Yesterday, when asked about Charles Tillman potentially missing the Bears game on Sunday to be with his pregnant wife, Florio was adamant that NFL players should honor their commitment to their teams, rather than miss a game to be with their wives and families.

“This may not not be the most popular position in the world, but I fall into the ‘This is the life we’ve chosen’ category,” Florio told The Score’s Laurence Holmes and Matt Abbatacola, who were sitting in for McNeil and Spiegel. “There are ways nowadays – there are technologies that you can plan when you’re going to have a baby. There are four fairly important months out of the year when you work 16 Sundays and you get paid a lot of money to be available those 16 Sundays. You try to avoid being in a position where you have to make that decision on Sunday that you’re getting paid a lot of money to be available to play a football game. It’s easy for me to say this because I’ve never been and never will be in this position, but I think you gotta show up and do your job. Guys who are over seas don’t get to fly home if they’ve got a spouse going into labor, and they get paid a heck of a lot less money.”

Today, on his website, Florio changed his outlook.

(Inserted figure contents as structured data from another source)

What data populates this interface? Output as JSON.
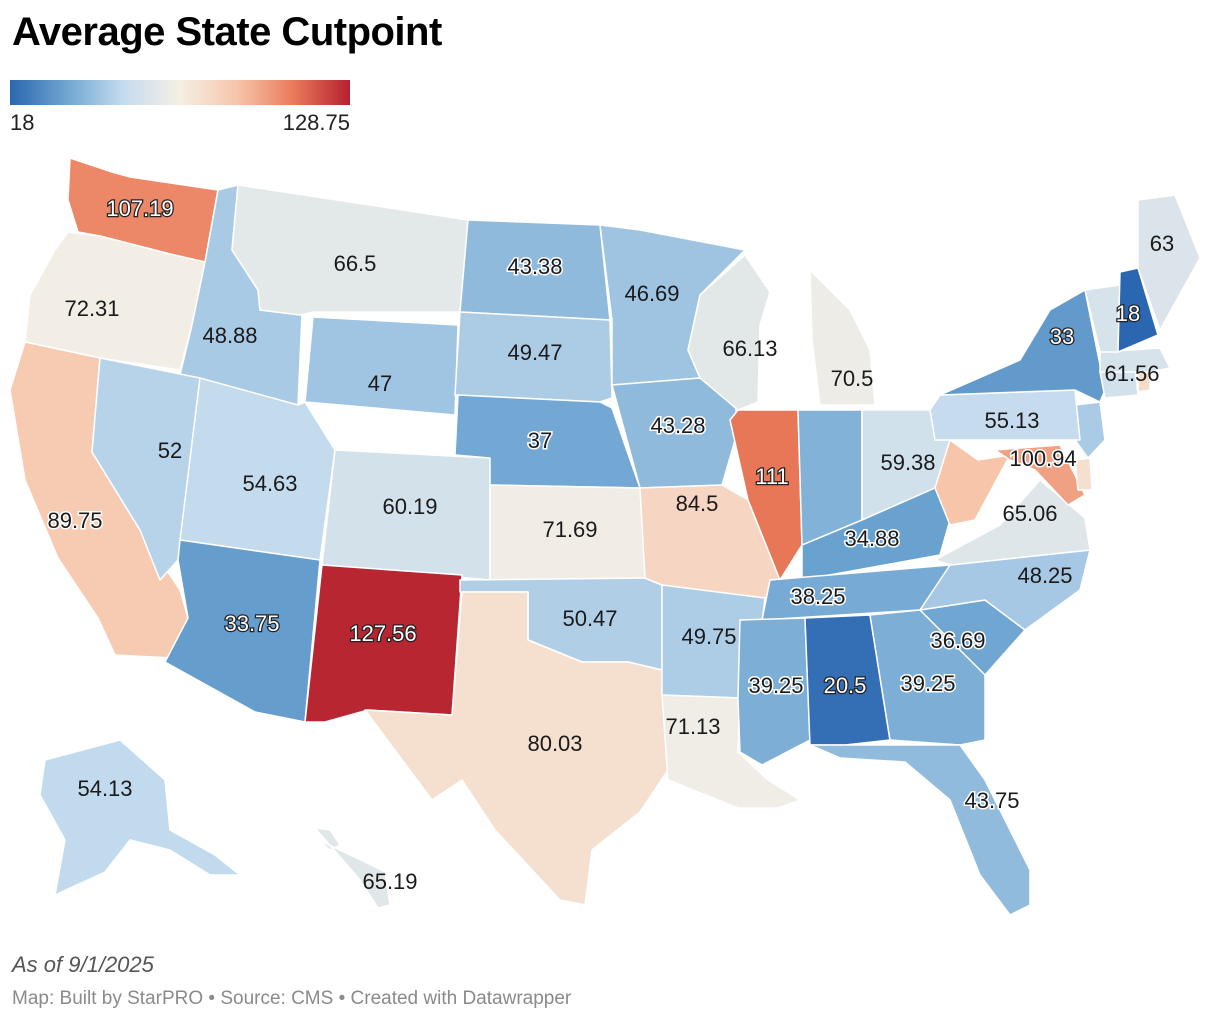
{
  "title": "Average State Cutpoint",
  "legend": {
    "min_label": "18",
    "max_label": "128.75",
    "colors": [
      "#2b66b0",
      "#6fa6d2",
      "#c5dcee",
      "#f5efe4",
      "#f6c6ab",
      "#ea7a5a",
      "#b5202f"
    ]
  },
  "footer": {
    "as_of": "As of 9/1/2025",
    "source": "Map: Built by StarPRO • Source: CMS • Created with Datawrapper"
  },
  "chart_data": {
    "type": "choropleth",
    "value_range": [
      18,
      128.75
    ],
    "states": [
      {
        "id": "WA",
        "value": 107.19,
        "label": "107.19"
      },
      {
        "id": "OR",
        "value": 72.31,
        "label": "72.31"
      },
      {
        "id": "CA",
        "value": 89.75,
        "label": "89.75"
      },
      {
        "id": "ID",
        "value": 48.88,
        "label": "48.88"
      },
      {
        "id": "NV",
        "value": 52,
        "label": "52"
      },
      {
        "id": "MT",
        "value": 66.5,
        "label": "66.5"
      },
      {
        "id": "WY",
        "value": 47,
        "label": "47"
      },
      {
        "id": "UT",
        "value": 54.63,
        "label": "54.63"
      },
      {
        "id": "AZ",
        "value": 33.75,
        "label": "33.75"
      },
      {
        "id": "CO",
        "value": 60.19,
        "label": "60.19"
      },
      {
        "id": "NM",
        "value": 127.56,
        "label": "127.56"
      },
      {
        "id": "ND",
        "value": 43.38,
        "label": "43.38"
      },
      {
        "id": "SD",
        "value": 49.47,
        "label": "49.47"
      },
      {
        "id": "NE",
        "value": 37,
        "label": "37"
      },
      {
        "id": "KS",
        "value": 71.69,
        "label": "71.69"
      },
      {
        "id": "OK",
        "value": 50.47,
        "label": "50.47"
      },
      {
        "id": "TX",
        "value": 80.03,
        "label": "80.03"
      },
      {
        "id": "MN",
        "value": 46.69,
        "label": "46.69"
      },
      {
        "id": "IA",
        "value": 43.28,
        "label": "43.28"
      },
      {
        "id": "MO",
        "value": 84.5,
        "label": "84.5"
      },
      {
        "id": "AR",
        "value": 49.75,
        "label": "49.75"
      },
      {
        "id": "LA",
        "value": 71.13,
        "label": "71.13"
      },
      {
        "id": "WI",
        "value": 66.13,
        "label": "66.13"
      },
      {
        "id": "IL",
        "value": 111,
        "label": "111"
      },
      {
        "id": "MI",
        "value": 70.5,
        "label": "70.5"
      },
      {
        "id": "IN",
        "value": 40.5,
        "label": ""
      },
      {
        "id": "OH",
        "value": 59.38,
        "label": "59.38"
      },
      {
        "id": "KY",
        "value": 34.88,
        "label": "34.88"
      },
      {
        "id": "TN",
        "value": 38.25,
        "label": "38.25"
      },
      {
        "id": "MS",
        "value": 39.25,
        "label": "39.25"
      },
      {
        "id": "AL",
        "value": 20.5,
        "label": "20.5"
      },
      {
        "id": "GA",
        "value": 39.25,
        "label": "39.25"
      },
      {
        "id": "FL",
        "value": 43.75,
        "label": "43.75"
      },
      {
        "id": "SC",
        "value": 36.69,
        "label": "36.69"
      },
      {
        "id": "NC",
        "value": 48.25,
        "label": "48.25"
      },
      {
        "id": "VA",
        "value": 65.06,
        "label": "65.06"
      },
      {
        "id": "WV",
        "value": 92,
        "label": ""
      },
      {
        "id": "MD",
        "value": 100.94,
        "label": "100.94"
      },
      {
        "id": "DE",
        "value": 80,
        "label": ""
      },
      {
        "id": "NJ",
        "value": 49,
        "label": ""
      },
      {
        "id": "PA",
        "value": 55.13,
        "label": "55.13"
      },
      {
        "id": "NY",
        "value": 33,
        "label": "33"
      },
      {
        "id": "CT",
        "value": 60,
        "label": ""
      },
      {
        "id": "RI",
        "value": 82,
        "label": ""
      },
      {
        "id": "MA",
        "value": 61.56,
        "label": "61.56"
      },
      {
        "id": "VT",
        "value": 62,
        "label": ""
      },
      {
        "id": "NH",
        "value": 18,
        "label": "18"
      },
      {
        "id": "ME",
        "value": 63,
        "label": "63"
      },
      {
        "id": "AK",
        "value": 54.13,
        "label": "54.13"
      },
      {
        "id": "HI",
        "value": 65.19,
        "label": "65.19"
      }
    ]
  }
}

Check out the excerpt below.

In the end, each player has to make the decision if/when the issue arises, balancing a wide variety of factors and concerns, including but not limited to the health of the mother, the health of the baby, and the wishes of the mother.  Other considerations will include the value of the player to the team, the importance of the game, and the amount of money that the player could be sacrificing by not being available on one of the 16 days per year when presence on the football field is as close to mandatory as it ever is.

Teams should support whatever the player decides to do, even if the coach, G.M., owner, or others would have made a different decision — or if it’s obvious to team management that the player gave no thought whatsoever to even trying to time the pregnancy so that it would end during the offseason.

As to Tillman, he has said via Twitter that his new baby will be born Monday.  And that he’ll be present for the game on Sunday.

If, in the end, his wife goes into labor before or during the game against the Texans, whatever Charles decides to do should be accepted and respected by his teammates, his coaches, his owner, the fans, and the media.